Re: [PATCH 19/24] Deciding if L0 or L1 should handle an L2 exit

Avi Kivity <avi@xxxxxxxxxx> · Mon, 14 Jun 2010 15:24:02 +0300




On 06/13/2010 03:32 PM, Nadav Har'El wrote:
This patch contains the logic of whether an L2 exit should be handled by L0
and then L2 should be resumed, or whether L1 should be run to handle this
exit (using the nested_vmx_vmexit() function of the previous patch).
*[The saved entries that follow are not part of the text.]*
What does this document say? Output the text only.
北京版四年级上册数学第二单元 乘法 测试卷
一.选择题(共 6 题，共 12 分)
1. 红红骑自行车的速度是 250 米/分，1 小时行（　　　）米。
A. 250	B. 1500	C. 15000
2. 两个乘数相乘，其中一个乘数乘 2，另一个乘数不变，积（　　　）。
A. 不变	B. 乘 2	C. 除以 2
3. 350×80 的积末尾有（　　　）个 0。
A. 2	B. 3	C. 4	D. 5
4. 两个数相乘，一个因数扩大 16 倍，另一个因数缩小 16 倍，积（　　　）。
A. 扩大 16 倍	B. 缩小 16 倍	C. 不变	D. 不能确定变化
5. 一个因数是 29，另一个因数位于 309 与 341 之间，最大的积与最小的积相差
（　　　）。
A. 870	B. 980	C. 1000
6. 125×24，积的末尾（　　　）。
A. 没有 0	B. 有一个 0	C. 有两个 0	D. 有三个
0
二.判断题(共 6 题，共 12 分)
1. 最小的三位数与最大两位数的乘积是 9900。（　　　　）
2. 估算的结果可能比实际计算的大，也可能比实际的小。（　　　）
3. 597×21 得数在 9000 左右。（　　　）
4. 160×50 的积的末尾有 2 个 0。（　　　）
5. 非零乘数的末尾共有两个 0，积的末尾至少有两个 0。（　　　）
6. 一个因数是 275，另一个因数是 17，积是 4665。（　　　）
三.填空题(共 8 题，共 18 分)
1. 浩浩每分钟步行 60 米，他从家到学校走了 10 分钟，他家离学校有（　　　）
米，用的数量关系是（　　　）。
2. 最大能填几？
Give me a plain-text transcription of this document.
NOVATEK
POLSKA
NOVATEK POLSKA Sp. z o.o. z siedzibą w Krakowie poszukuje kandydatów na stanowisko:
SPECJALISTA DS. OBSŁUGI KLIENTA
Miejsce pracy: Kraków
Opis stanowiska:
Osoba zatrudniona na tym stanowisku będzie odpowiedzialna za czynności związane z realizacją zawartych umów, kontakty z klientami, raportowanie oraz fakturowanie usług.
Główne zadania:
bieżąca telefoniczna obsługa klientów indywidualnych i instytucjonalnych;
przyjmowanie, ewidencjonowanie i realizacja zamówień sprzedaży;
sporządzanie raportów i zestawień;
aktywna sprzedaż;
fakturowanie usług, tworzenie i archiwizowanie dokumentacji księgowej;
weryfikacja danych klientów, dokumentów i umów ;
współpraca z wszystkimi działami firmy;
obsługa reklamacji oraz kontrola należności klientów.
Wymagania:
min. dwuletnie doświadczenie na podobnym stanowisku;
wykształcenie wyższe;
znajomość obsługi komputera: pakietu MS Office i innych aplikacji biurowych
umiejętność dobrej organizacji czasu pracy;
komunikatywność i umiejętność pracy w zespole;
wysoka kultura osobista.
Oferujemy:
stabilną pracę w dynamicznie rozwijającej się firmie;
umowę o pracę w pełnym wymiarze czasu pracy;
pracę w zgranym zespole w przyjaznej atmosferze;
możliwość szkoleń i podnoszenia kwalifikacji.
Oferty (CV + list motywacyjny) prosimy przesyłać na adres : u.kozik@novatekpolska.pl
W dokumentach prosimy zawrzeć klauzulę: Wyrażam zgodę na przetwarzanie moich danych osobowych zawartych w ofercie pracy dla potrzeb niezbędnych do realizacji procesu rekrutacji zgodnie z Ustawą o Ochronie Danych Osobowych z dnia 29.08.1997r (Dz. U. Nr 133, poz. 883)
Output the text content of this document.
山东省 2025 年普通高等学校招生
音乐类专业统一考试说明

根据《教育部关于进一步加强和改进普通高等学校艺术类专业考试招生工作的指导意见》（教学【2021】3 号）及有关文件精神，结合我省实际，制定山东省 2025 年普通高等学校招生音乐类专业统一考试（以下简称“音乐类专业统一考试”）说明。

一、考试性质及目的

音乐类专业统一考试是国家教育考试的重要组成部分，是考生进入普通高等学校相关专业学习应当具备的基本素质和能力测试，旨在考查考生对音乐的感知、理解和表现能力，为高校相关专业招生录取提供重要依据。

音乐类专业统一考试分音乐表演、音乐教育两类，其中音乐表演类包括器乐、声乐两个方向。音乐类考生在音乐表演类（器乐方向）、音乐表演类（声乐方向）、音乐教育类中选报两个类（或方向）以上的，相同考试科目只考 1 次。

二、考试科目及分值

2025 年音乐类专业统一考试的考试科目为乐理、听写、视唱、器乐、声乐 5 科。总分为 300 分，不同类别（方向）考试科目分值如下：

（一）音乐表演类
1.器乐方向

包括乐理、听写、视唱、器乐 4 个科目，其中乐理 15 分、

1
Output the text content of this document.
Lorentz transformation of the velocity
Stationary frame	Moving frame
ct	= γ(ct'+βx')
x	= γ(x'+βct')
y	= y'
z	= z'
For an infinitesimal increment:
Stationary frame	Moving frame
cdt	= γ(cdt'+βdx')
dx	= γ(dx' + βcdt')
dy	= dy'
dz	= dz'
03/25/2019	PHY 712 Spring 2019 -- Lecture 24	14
The basic idea is to let L1 handle the exit only if it actually asked to
trap this sort of event. For example, when L2 exits on a change to CR0,
we check L1's CR0_GUEST_HOST_MASK to see if L1 expressed interest in any
bit which changed; If it did, we exit to L1. But if it didn't it means that
it is we (L0) that wished to trap this event, so we handle it ourselves.

The next two patches add additional logic of what to do when an interrupt or
exception is injected: Does L0 need to do it, should we exit to L1 to do it,
or should we resume L2 and keep the exception to be injected later.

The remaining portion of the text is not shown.